Primary Reference:     Price and Trell pg. 221, fig. 486 (Paris specimen)
Photograph Credit:     Classical Numismatic Group
Source:     http://www.cngcoins.com/Coin.aspx?CoinID=16419
Grade:     Vecchi, U+0022Alexander the Great at Troy,U+0022 Minerva 12/4 (July/August 2001), pg. 56 (this coin)
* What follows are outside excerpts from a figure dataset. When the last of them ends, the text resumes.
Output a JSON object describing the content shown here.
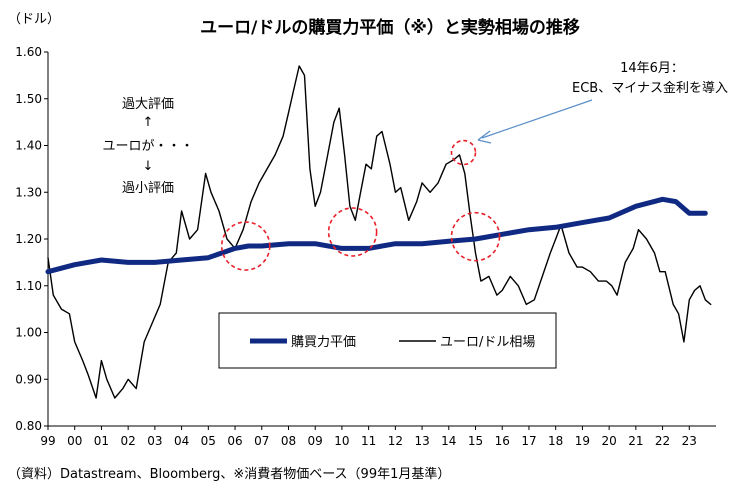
{
  "chart_data": {
    "type": "line",
    "title": "ユーロ/ドルの購買力平価（※）と実勢相場の推移",
    "ylabel": "（ドル）",
    "xlabel": "",
    "ylim": [
      0.8,
      1.6
    ],
    "y_ticks": [
      "1.60",
      "1.50",
      "1.40",
      "1.30",
      "1.20",
      "1.10",
      "1.00",
      "0.90",
      "0.80"
    ],
    "x_range": [
      1999,
      2024
    ],
    "x_tick_labels": [
      "99",
      "00",
      "01",
      "02",
      "03",
      "04",
      "05",
      "06",
      "07",
      "08",
      "09",
      "10",
      "11",
      "12",
      "13",
      "14",
      "15",
      "16",
      "17",
      "18",
      "19",
      "20",
      "21",
      "22",
      "23"
    ],
    "legend": {
      "position": "bottom-center",
      "entries": [
        "購買力平価",
        "ユーロ/ドル相場"
      ]
    },
    "series": [
      {
        "name": "購買力平価",
        "color": "#102a83",
        "x": [
          1999.0,
          2000.0,
          2001.0,
          2002.0,
          2003.0,
          2004.0,
          2005.0,
          2006.0,
          2006.5,
          2007.0,
          2008.0,
          2009.0,
          2010.0,
          2011.0,
          2012.0,
          2013.0,
          2014.0,
          2015.0,
          2016.0,
          2017.0,
          2018.0,
          2019.0,
          2020.0,
          2021.0,
          2022.0,
          2022.5,
          2023.0,
          2023.6
        ],
        "values": [
          1.13,
          1.145,
          1.155,
          1.15,
          1.15,
          1.155,
          1.16,
          1.18,
          1.185,
          1.185,
          1.19,
          1.19,
          1.18,
          1.18,
          1.19,
          1.19,
          1.195,
          1.2,
          1.21,
          1.22,
          1.225,
          1.235,
          1.245,
          1.27,
          1.285,
          1.28,
          1.255,
          1.255
        ]
      },
      {
        "name": "ユーロ/ドル相場",
        "color": "#000000",
        "x": [
          1999.0,
          1999.2,
          1999.5,
          1999.8,
          2000.0,
          2000.3,
          2000.5,
          2000.8,
          2001.0,
          2001.2,
          2001.5,
          2001.8,
          2002.0,
          2002.3,
          2002.6,
          2002.9,
          2003.2,
          2003.5,
          2003.8,
          2004.0,
          2004.3,
          2004.6,
          2004.9,
          2005.1,
          2005.4,
          2005.7,
          2006.0,
          2006.3,
          2006.6,
          2006.9,
          2007.2,
          2007.5,
          2007.8,
          2008.0,
          2008.2,
          2008.4,
          2008.6,
          2008.8,
          2009.0,
          2009.2,
          2009.4,
          2009.7,
          2009.9,
          2010.1,
          2010.3,
          2010.5,
          2010.7,
          2010.9,
          2011.1,
          2011.3,
          2011.5,
          2011.8,
          2012.0,
          2012.2,
          2012.5,
          2012.8,
          2013.0,
          2013.3,
          2013.6,
          2013.9,
          2014.2,
          2014.4,
          2014.6,
          2014.8,
          2015.0,
          2015.2,
          2015.5,
          2015.8,
          2016.0,
          2016.3,
          2016.6,
          2016.9,
          2017.2,
          2017.5,
          2017.8,
          2018.0,
          2018.2,
          2018.5,
          2018.8,
          2019.0,
          2019.3,
          2019.6,
          2019.9,
          2020.1,
          2020.3,
          2020.6,
          2020.9,
          2021.1,
          2021.4,
          2021.7,
          2021.9,
          2022.1,
          2022.4,
          2022.6,
          2022.8,
          2023.0,
          2023.2,
          2023.4,
          2023.6,
          2023.8
        ],
        "values": [
          1.16,
          1.08,
          1.05,
          1.04,
          0.98,
          0.94,
          0.91,
          0.86,
          0.94,
          0.9,
          0.86,
          0.88,
          0.9,
          0.88,
          0.98,
          1.02,
          1.06,
          1.15,
          1.17,
          1.26,
          1.2,
          1.22,
          1.34,
          1.3,
          1.26,
          1.2,
          1.18,
          1.22,
          1.28,
          1.32,
          1.35,
          1.38,
          1.42,
          1.47,
          1.52,
          1.57,
          1.55,
          1.35,
          1.27,
          1.3,
          1.36,
          1.45,
          1.48,
          1.38,
          1.27,
          1.24,
          1.3,
          1.36,
          1.35,
          1.42,
          1.43,
          1.36,
          1.3,
          1.31,
          1.24,
          1.28,
          1.32,
          1.3,
          1.32,
          1.36,
          1.37,
          1.38,
          1.34,
          1.25,
          1.17,
          1.11,
          1.12,
          1.08,
          1.09,
          1.12,
          1.1,
          1.06,
          1.07,
          1.12,
          1.17,
          1.2,
          1.23,
          1.17,
          1.14,
          1.14,
          1.13,
          1.11,
          1.11,
          1.1,
          1.08,
          1.15,
          1.18,
          1.22,
          1.2,
          1.17,
          1.13,
          1.13,
          1.06,
          1.04,
          0.98,
          1.07,
          1.09,
          1.1,
          1.07,
          1.06
        ]
      }
    ],
    "annotations": {
      "left_notes": [
        "過大評価",
        "↑",
        "ユーロが・・・",
        "↓",
        "過小評価"
      ],
      "callout_lines": [
        "14年6月：",
        "ECB、マイナス金利を導入"
      ],
      "circle_years": [
        "2006.4",
        "2010.4",
        "2014.6",
        "2015.0"
      ],
      "source": "（資料）Datastream、Bloomberg、※消費者物価ベース（99年1月基準）"
    }
  }
}
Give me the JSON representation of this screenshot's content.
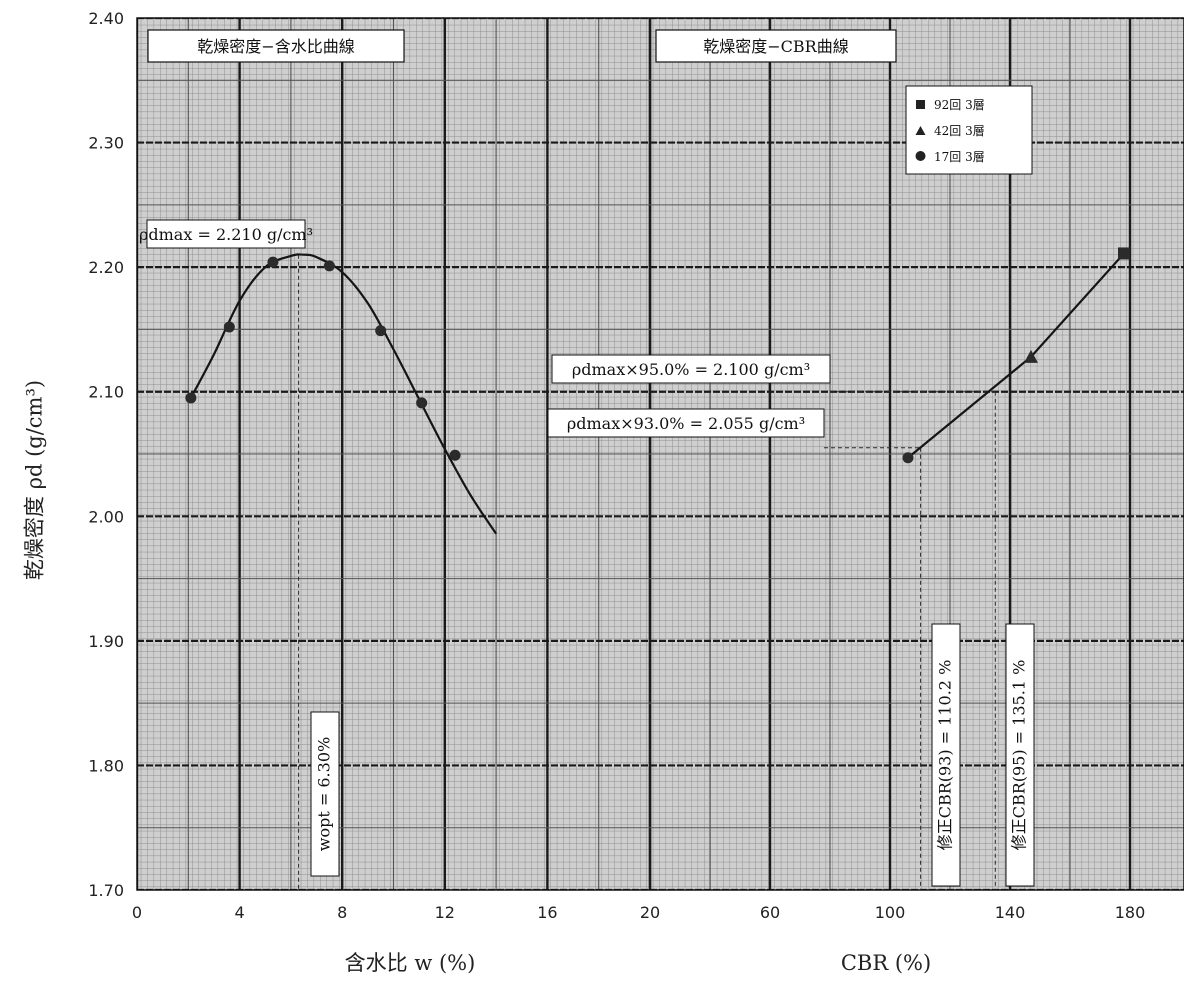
{
  "chart_data": [
    {
      "type": "line",
      "title": "乾燥密度−含水比曲線",
      "xlabel": "含水比 w (%)",
      "ylabel": "乾燥密度 ρd (g/cm³)",
      "xlim": [
        0,
        20
      ],
      "ylim": [
        1.7,
        2.4
      ],
      "xticks": [
        "0",
        "4",
        "8",
        "12",
        "16",
        "20"
      ],
      "yticks": [
        "1.70",
        "1.80",
        "1.90",
        "2.00",
        "2.10",
        "2.20",
        "2.30",
        "2.40"
      ],
      "grid": true,
      "series": [
        {
          "x": [
            2.1,
            3.6,
            5.3,
            7.5,
            9.5,
            11.1,
            12.4
          ],
          "y": [
            2.095,
            2.152,
            2.204,
            2.201,
            2.149,
            2.091,
            2.049
          ]
        }
      ],
      "fit_curve": {
        "x": [
          2.1,
          3.0,
          4.0,
          5.0,
          6.0,
          6.5,
          7.0,
          8.0,
          9.0,
          10.0,
          11.0,
          12.0,
          13.0,
          14.0
        ],
        "y": [
          2.095,
          2.13,
          2.173,
          2.2,
          2.209,
          2.21,
          2.208,
          2.196,
          2.171,
          2.134,
          2.094,
          2.054,
          2.017,
          1.986
        ]
      },
      "annotations": {
        "rho_dmax": "ρdmax = 2.210 g/cm³",
        "w_opt": "wopt = 6.30%",
        "w_opt_value": 6.3
      }
    },
    {
      "type": "line",
      "title": "乾燥密度−CBR曲線",
      "xlabel": "CBR (%)",
      "ylabel": "乾燥密度 ρd (g/cm³)",
      "xlim": [
        20,
        180
      ],
      "ylim": [
        1.7,
        2.4
      ],
      "xticks": [
        "20",
        "60",
        "100",
        "140",
        "180"
      ],
      "grid": true,
      "legend_position": "top-right",
      "series": [
        {
          "name": "92回 3層",
          "marker": "square",
          "x": [
            178
          ],
          "y": [
            2.211
          ]
        },
        {
          "name": "42回 3層",
          "marker": "triangle",
          "x": [
            147
          ],
          "y": [
            2.128
          ]
        },
        {
          "name": "17回 3層",
          "marker": "circle",
          "x": [
            106
          ],
          "y": [
            2.047
          ]
        }
      ],
      "annotations": {
        "rho95": "ρdmax×95.0% = 2.100 g/cm³",
        "rho93": "ρdmax×93.0% = 2.055 g/cm³",
        "cbr93": "修正CBR(93) = 110.2 %",
        "cbr95": "修正CBR(95) = 135.1 %",
        "rho95_value": 2.1,
        "rho93_value": 2.055,
        "cbr93_value": 110.2,
        "cbr95_value": 135.1
      }
    }
  ],
  "colors": {
    "plot_bg": "#c9c9c9",
    "minor_grid": "#8a8a8a",
    "major_grid": "#1a1a1a",
    "curve": "#151515",
    "marker": "#2b2b2b"
  }
}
Notes:     Sale: Triton V, Lot: 1716 EF, dark green patina The correct interpretation of this coin's reverse has only recently been discovered. According to the ancient authors, Alexander carried with him everywhere his most precious possession - Aristotle's personal copy of the Iliad which the famous philosopher had given him. When Alexander led his Macedonian army to the Hellespont, he desired two things: "to be the new Achilles sailing once again for Troy, and to be the captain-general of the Hellenes exacting vegeance for the invasion of Greece by the Persian king Xerxes in 480 BC." After crossing the Hellespont on a bridge of Greek triremes sent by Parmenion, Alexander, in full armor, flung his spear into the sand and "claimed as from the gods the 'spear-won prize' of all Asia," an event known only from a second or third century AD abridgement by Justin (II.5.4-10) of Trogus' Historia Philippicae. This coin which displays this moment in time, a little known but important event in world history, is certainly worthy of a world class collection.